SSN-shaped literal in a committed data file (heuristic)
Part of Documentation, UX & Accessibility, which counts for 15% of the overall score. When this check fires it deducts 4 points from that category, once per scan, no matter how many places it turns up.
What it detects
A XXX-XX-XXXX value that survives SSA plausibility filtering (rejects all-zero groups and known placeholder numbers) was found in a non-test, non-fixture data file. Shape-based heuristic.
Why it matters
A value shaped like a Social Security Number sitting in a committed data file means real-looking identity data is in source control, where it stays in history forever even after the file is later deleted, and is visible to anyone with repository access including CI logs and forks.
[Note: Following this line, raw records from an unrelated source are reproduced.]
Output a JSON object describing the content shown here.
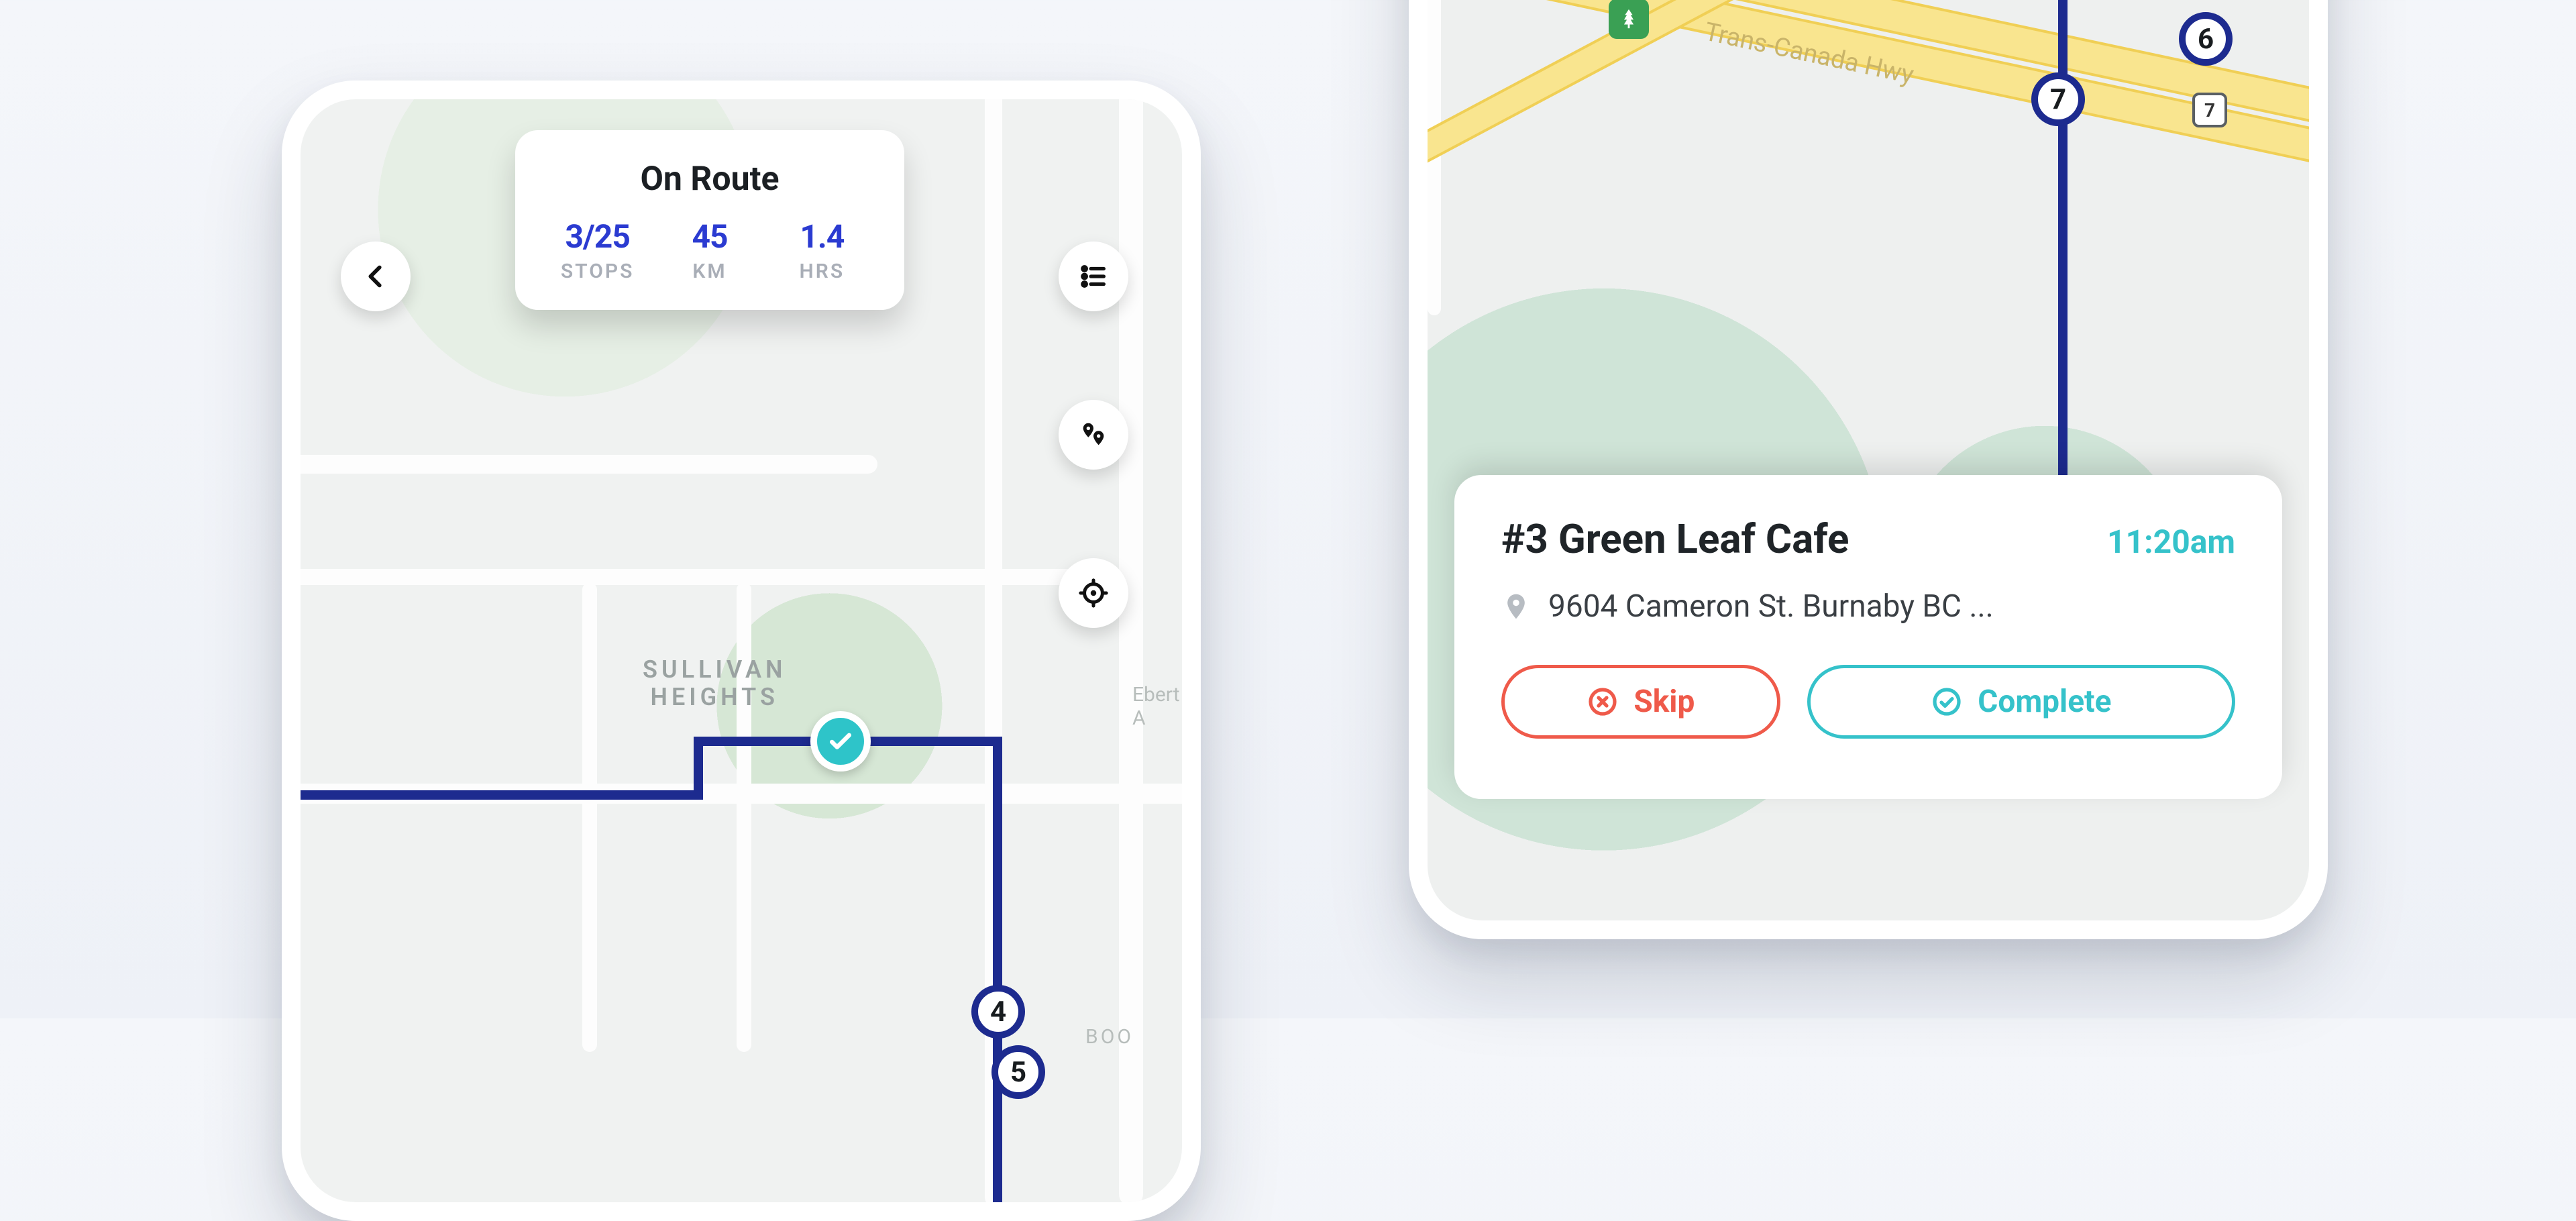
{
  "left": {
    "card": {
      "title": "On Route",
      "stops_value": "3/25",
      "stops_label": "STOPS",
      "km_value": "45",
      "km_label": "KM",
      "hrs_value": "1.4",
      "hrs_label": "HRS"
    },
    "area_line1": "SULLIVAN",
    "area_line2": "HEIGHTS",
    "edge_label": "Ebert A",
    "boo_label": "BOO",
    "stop4": "4",
    "stop5": "5"
  },
  "right": {
    "highway_label": "Trans-Canada Hwy",
    "stop6": "6",
    "stop7": "7",
    "shield7": "7",
    "card": {
      "title": "#3 Green Leaf Cafe",
      "time": "11:20am",
      "address": "9604 Cameron St. Burnaby BC ...",
      "skip_label": "Skip",
      "complete_label": "Complete"
    }
  }
}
This check is a shape-based heuristic: it looks for the standard XXX-XX-XXXX pattern and filters out obviously fake numbers (all-zero groups, well-known placeholder SSNs), but it cannot confirm the value is a real person's number. Treat it as a prompt to check where the data came from, not a confirmed leak.
How to fix it
Replace the value with an obviously fake placeholder such as 000-00-0000 or a clearly labeled dummy string, and if this file was generated from a real data export, delete the export and confirm no real customer data was committed elsewhere in the project's history. Add data files like this to .gitignore going forward so seed data is generated locally rather than committed.